Sole proprietors, gig workers, and other self-employed individuals are responsible for remitting the full 15.3% of their net earnings for Social Security and Medicare, up to the contribution and benefit base, which is $168,600 for 2024, according to the Social Security Administration website.

Paying Taxes as an Independent Contractor

Taxes as an independent contractor can get complicated since you’re responsible for tracking your taxable income and expenses. If you forget to report income received and your client submitted a 1099 form to the IRS, you could receive a notice that you owe additional taxes, including interest and penalties.

Pay Quarterly Estimated Taxes to Avoid Penalties

The IRS expects workers to have paid the bulk of their income taxes for the year before they file taxes in April of the following year. If you are a sole proprietor and expect to owe $1,000 or more in taxes when you file your return, you can avoid penalties by paying quarterly estimated taxes. This will also help you avoid a large tax bill in April and may even allow you to receive a small tax refund.

Ideally, you don’t want to provide the IRS with a tax-free loan of your hard-earned money. So it’s best to calculate quarterly estimated taxes so that your bottom line comes out to zero when you file your tax return in April.

Understand All the Tax Credits and Deductions to Reduce Your Tax Liability

Independent contractors have vast opportunities to reduce their tax liability by tracking their business expenses carefully. Depending on the type of gig work you do, you may be able to deduct expenses related to marketing, tools you use for gig work such as a computer or smartphone, and your vehicle.

We go into all the ways you can reduce your tax bill as an independent contractor, self-employed, in this post.

Business or Side Gig?

If you have a relatively successful side hustle, you might consider the tax advantages of incorporating as an S-Corp rather than filing as a sole proprietor. Under this business structure, you can avoid paying self-employment taxes.

However, you won’t make payments into the Old Age and Survivors Disability Income (OASDI), which means you may not qualify for Social Security when you get older. It’s important to have a retirement plan in place for the future when you want to stop working.

Let Alleviate Tax Help You with Side Gig Tax Debt

Many people who venture into the gig economy don’t understand the tax ramifications.

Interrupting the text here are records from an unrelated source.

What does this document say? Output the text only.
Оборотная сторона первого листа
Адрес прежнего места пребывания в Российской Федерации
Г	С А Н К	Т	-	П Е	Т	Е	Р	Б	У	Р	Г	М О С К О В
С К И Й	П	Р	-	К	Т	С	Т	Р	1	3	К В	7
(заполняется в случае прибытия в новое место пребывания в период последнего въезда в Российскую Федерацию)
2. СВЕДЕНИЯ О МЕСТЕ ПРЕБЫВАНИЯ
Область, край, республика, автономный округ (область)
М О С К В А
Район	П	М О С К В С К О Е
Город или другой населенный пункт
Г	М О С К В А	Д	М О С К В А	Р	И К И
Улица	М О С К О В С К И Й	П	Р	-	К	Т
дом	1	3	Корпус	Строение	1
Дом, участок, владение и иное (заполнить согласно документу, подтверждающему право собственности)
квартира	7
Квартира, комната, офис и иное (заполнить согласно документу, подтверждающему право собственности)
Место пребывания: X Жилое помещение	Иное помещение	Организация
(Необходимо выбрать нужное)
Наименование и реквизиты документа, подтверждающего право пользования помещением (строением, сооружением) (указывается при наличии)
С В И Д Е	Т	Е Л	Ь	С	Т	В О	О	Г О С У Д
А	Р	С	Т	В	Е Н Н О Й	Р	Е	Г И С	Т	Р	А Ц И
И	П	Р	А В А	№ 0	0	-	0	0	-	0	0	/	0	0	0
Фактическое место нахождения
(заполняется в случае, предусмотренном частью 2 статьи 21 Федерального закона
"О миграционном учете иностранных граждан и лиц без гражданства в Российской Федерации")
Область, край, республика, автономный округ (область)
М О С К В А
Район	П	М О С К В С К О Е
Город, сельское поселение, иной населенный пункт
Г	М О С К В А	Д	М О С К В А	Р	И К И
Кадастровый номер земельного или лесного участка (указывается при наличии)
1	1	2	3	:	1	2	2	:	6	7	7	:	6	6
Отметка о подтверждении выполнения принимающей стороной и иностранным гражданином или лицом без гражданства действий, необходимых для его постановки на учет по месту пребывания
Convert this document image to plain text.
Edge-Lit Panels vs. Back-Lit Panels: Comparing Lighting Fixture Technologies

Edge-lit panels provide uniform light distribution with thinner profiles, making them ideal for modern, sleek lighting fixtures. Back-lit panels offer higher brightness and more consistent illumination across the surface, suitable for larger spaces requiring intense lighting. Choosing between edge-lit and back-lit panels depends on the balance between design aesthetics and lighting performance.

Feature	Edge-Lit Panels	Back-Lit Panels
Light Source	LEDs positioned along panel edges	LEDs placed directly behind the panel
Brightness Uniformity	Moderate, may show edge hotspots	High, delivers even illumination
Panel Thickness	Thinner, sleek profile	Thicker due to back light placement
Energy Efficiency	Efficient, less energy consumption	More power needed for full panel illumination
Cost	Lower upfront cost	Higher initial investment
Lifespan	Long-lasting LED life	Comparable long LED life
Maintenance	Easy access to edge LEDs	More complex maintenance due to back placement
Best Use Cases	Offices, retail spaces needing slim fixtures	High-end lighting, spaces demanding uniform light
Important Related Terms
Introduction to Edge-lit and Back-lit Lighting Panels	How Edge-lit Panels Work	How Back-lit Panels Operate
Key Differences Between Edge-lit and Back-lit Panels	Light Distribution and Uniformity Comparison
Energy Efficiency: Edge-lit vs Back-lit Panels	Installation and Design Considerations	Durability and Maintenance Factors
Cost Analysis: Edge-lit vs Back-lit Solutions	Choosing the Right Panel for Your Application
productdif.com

When they failed to pay quarterly estimated taxes, they face a huge tax bill in April.

Alleviate Tax can help you reduce your tax liability, remove penalties through penalty abatement, and negotiate a workable plan with the IRS to settle your debt for less than you owe.

Reach out for tax help today.


What is the downside of being a 1099 employee?

As a 1099 employee, you are responsible for paying all FICA taxes. You don’t get benefits like health insurance or an employer-sponsored 401(k) retirement fund.

What happens if I don’t report my side hustle income?

Your clients should submit a 1099 form to the IRS reflecting your income for the year. They must submit this form and send you a copy by January 31 of the following year. If your clients reported 1099 income to the IRS that you didn’t report, you will receive a notice indicating additional taxes owed, including interest and penalties. Failure to report 1099 income could also trigger an IRS audit.

What is 1099 side hustle?

A 1099 side hustle is a gig where your client or the service you’re working with, such as Uber or DoorDash, sends a 1099-NEC form reflecting your earnings. When you start a side gig, you should fill out a W-9 form with your Social Security Number or Tax ID Number, much like an employee fills out a W-2 form.

Do you have to pay taxes on a side hustle?

Gig workers are responsible for paying both the worker and employer portion of FICA taxes, equal to 15.3% of their net income.